Porém, mesmo concordando com Capraro, ao longo de toda segunda metade do século XX e até o momento atual, esse conflito se faz presente, caracterizando a escrita dos cronistas esportivos nacionais. Mesmo flertando entre um estilo e outro, não é difícil para nós percebermos as tendências dos escritores perante a categorização da tipologia descrita acima. Apenas a título de ilustração, entre os autores que escrevem hoje na imprensa brasileira, podemos considerar mais racionalistas os textos de Tostão, Fernando Calazans e Lédio Carmona, por exemplo; com viés mais apaixonado, temos as crônicas de Armando Nogueira, Luís Fernando Veríssimo, José Geraldo Couto, Xico Sá, entre outros autores.

A Web 2.0 e o Jornalismo Participativo

Como acabo mostrar, a televisão teve uma influência fundamental no aspecto estilístico da crônica esportiva brasileira. Nas duas últimas décadas, estamos vivenciando uma outra revolução comunicacional com o surgimento e o rápido desenvovimento das chamadas novas tecnologias de informação e comunicação (TICs).

No campo do jornalismo, é bastante perceptível uma mudança de panorama, tanto no que diz respeito à produção como ao consumo, com a chegada da rede mundial de computadores, a mais representativa e importante dessas novas tecnologias. Um panorama que vem alterando - e deve se alterar ainda mais - com o advento da chamada Web 2.0.

A expressão Web 2.0 foi empregada em público pela primeira vez no ano de 2004, como nome de uma série de conferências sobre o tema realizadas pela editora O'Reilly Media1 e pela Media Live International, empresa promotora de eventos naárea de tecnologia. Desde então, ela vem se popularizando de forma avassaladora.2 Web 2.0 é um termo que se refere à segunda geração de serviços e aplicativos da Internet e aos recursos, tecnologias e conceitos que permitem um maior grau de interatividade e colaboração na utilização da rede mundial de computadores.

Tim O'Reilly, fundador da O'Reilly Media, a define de forma sucinta e paradigmática:

Web 2.0 é a mudança para uma internet como plataforma, e um entendimento das regras para obter sucesso nesta nova plataforma. Entre outras, a regra mais importante é desenvolver aplicativos que aproveitem os efeitos de rede para se tornarem melhores quanto mais são usados pelas pessoas, aproveitando a inteligência coletiva.

Baseado nesta ideia de inteligência coletiva , sua maior revolução vem sendo, sem dúvida, possibilitar uma efetiva participação dos usuários na criação de conteúdos produzidos livremente na Internet, sem a chancela de uma instituição ou mesmo de um suporte de técnicas jornalísticas de apuração.

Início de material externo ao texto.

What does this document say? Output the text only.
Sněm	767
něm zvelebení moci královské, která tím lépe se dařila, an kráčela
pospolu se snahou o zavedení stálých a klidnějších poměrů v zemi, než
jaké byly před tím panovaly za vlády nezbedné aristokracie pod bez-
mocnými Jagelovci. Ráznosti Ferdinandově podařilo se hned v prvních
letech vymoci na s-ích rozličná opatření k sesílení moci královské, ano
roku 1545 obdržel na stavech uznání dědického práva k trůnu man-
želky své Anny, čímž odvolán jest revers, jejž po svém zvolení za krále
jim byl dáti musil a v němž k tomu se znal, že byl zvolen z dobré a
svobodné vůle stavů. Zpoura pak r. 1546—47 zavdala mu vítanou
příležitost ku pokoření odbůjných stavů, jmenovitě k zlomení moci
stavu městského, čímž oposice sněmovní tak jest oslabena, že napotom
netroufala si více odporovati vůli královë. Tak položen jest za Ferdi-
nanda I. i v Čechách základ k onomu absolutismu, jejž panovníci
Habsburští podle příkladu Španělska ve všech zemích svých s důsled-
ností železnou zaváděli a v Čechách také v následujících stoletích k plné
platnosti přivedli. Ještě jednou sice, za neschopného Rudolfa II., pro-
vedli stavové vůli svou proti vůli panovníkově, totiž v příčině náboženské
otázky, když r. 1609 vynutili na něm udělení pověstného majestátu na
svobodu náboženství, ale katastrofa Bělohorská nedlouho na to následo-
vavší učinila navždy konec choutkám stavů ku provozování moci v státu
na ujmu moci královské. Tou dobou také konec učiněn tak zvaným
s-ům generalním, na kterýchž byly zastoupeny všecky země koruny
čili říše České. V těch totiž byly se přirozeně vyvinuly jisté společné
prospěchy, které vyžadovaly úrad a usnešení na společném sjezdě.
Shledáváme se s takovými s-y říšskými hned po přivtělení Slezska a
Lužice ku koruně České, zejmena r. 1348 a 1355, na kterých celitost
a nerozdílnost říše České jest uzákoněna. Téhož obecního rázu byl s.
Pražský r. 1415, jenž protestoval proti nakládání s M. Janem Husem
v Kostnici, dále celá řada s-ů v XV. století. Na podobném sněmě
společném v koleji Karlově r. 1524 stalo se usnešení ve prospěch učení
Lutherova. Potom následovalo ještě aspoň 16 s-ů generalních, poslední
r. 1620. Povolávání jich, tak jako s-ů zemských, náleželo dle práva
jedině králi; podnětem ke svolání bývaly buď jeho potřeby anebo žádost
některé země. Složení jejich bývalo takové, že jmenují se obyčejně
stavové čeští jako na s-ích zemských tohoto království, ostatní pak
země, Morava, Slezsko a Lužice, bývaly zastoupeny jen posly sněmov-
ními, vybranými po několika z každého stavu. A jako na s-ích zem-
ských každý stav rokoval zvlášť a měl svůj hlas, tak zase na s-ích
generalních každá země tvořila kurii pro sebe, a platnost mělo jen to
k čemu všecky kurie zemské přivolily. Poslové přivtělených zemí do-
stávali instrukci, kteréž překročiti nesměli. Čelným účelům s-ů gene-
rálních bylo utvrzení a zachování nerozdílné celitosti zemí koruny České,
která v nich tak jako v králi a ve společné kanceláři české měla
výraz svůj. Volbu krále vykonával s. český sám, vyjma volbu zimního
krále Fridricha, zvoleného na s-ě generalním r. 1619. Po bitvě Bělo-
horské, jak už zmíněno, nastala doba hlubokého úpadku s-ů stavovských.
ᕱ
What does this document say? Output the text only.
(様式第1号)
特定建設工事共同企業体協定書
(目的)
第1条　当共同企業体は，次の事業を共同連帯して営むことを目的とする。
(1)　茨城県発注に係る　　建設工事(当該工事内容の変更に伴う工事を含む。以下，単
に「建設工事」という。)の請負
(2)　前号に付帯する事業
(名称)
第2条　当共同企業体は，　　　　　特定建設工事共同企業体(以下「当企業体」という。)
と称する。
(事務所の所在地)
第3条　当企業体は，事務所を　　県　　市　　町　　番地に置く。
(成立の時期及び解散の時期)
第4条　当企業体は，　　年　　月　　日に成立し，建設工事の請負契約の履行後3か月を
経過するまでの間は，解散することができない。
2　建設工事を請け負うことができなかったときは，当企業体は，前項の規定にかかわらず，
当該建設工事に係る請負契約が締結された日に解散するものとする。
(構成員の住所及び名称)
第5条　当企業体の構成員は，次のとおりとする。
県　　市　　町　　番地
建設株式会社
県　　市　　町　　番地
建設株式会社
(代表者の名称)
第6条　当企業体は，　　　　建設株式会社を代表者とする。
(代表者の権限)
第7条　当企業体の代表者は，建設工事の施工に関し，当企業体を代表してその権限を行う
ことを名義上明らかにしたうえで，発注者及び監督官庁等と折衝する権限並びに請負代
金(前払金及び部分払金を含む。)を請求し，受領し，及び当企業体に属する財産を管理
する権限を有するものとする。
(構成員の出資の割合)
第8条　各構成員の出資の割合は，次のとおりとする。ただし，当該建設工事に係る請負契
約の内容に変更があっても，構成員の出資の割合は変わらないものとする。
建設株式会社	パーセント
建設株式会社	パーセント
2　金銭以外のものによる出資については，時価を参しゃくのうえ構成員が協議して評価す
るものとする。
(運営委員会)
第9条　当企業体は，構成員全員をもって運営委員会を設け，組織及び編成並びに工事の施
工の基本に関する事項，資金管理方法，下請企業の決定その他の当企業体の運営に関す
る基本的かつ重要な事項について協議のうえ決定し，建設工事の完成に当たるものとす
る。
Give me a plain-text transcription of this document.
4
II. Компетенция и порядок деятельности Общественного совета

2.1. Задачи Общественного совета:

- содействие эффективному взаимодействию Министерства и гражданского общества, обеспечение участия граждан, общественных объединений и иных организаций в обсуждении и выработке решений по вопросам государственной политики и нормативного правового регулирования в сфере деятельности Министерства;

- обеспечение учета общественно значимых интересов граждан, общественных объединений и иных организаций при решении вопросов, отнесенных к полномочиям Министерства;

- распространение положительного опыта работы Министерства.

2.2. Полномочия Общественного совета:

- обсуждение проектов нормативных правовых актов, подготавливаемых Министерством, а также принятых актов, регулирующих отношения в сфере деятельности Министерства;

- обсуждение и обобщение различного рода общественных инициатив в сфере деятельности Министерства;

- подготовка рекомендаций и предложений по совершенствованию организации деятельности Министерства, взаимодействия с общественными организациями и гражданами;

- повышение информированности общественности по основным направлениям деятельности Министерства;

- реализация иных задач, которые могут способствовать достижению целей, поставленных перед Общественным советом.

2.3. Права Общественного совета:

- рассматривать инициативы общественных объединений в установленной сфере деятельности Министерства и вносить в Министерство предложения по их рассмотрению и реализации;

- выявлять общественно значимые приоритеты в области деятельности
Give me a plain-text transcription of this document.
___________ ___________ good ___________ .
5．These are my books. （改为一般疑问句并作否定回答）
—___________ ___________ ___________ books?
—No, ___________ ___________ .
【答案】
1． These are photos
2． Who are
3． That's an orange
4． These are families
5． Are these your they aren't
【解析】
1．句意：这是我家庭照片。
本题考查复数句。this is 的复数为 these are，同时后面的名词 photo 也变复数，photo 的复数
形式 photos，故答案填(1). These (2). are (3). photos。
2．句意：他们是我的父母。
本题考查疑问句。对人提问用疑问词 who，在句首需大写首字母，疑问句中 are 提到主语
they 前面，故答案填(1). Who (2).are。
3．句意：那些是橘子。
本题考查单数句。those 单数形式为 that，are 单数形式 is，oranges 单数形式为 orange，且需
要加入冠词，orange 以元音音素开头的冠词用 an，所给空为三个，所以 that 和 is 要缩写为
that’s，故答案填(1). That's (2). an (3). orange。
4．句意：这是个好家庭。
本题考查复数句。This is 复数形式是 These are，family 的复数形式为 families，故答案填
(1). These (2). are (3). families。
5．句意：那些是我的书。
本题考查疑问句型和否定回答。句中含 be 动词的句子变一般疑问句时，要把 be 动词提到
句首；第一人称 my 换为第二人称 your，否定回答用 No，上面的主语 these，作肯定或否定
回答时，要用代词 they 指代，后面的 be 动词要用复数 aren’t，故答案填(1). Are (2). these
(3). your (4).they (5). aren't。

Com a Web 2.0, a rede ganhou caráter ainda mais social, integrando os indivíduos no processo de geração, distribuição e organização da informação, e possibilitando a interação entre eles na disseminação de seus conhecimentos. No Brasil, por exemplo, segundo a F/Radar, pesquisa realizada pelo instituto DataFolha a pedido da F/Nazca, 53% dos que acessam a Internet já incluíram ou incluem textos e/ou informações de sua autoria no ciberespaço.

A popularização da Web 2.0 vem trazendo mudanças nas empresas e práticas jornalísticas da Internet. O envolvimento de cidadãos comuns, antes considerados meros leitores, na publicação e edição de conteúdos dos veículos comunicacionais, é uma prática cada vez mais corrente. Esta tendência é chamada de Jornalismo Participativo, Jornalismo Cidadão, Jornalismo Open-Source ou mesmo Jornalismo 2.0.

A crônica esportiva em tempos de jornalismo participativo

Como o jornalismo participativo é um fenômeno muito recente, ainda é difícil avaliar do ponto de vista estilístico como ele vem afetando a crônica esportiva brasileira - este é um dos pontos que pretendo investigar no futuro de minha pesquisa. No entanto, uma característica que se apresenta de imediato com esta nova tendência jornalística é a democratização da produção textual. A cada dia cresce o número de pessoas que, independente de estarem ligados ou não a algum órgão da imprensa, escrevem matérias, reportagens, crônicas, enfim, toda sorte de textos jornalísticos para serem publicados na Internet. No caso específico da crônica esportiva brasileira, a quantidade de cronistas profissionais, amadores, torcedores de clubes, amantes do esporte etc., que escrevem em sites e blogs, sejam eles dos grandes veículos de comunicação, das agremiações oficiais ou não -, ou mesmo pessoais, sobre futebol já salta aos olhos.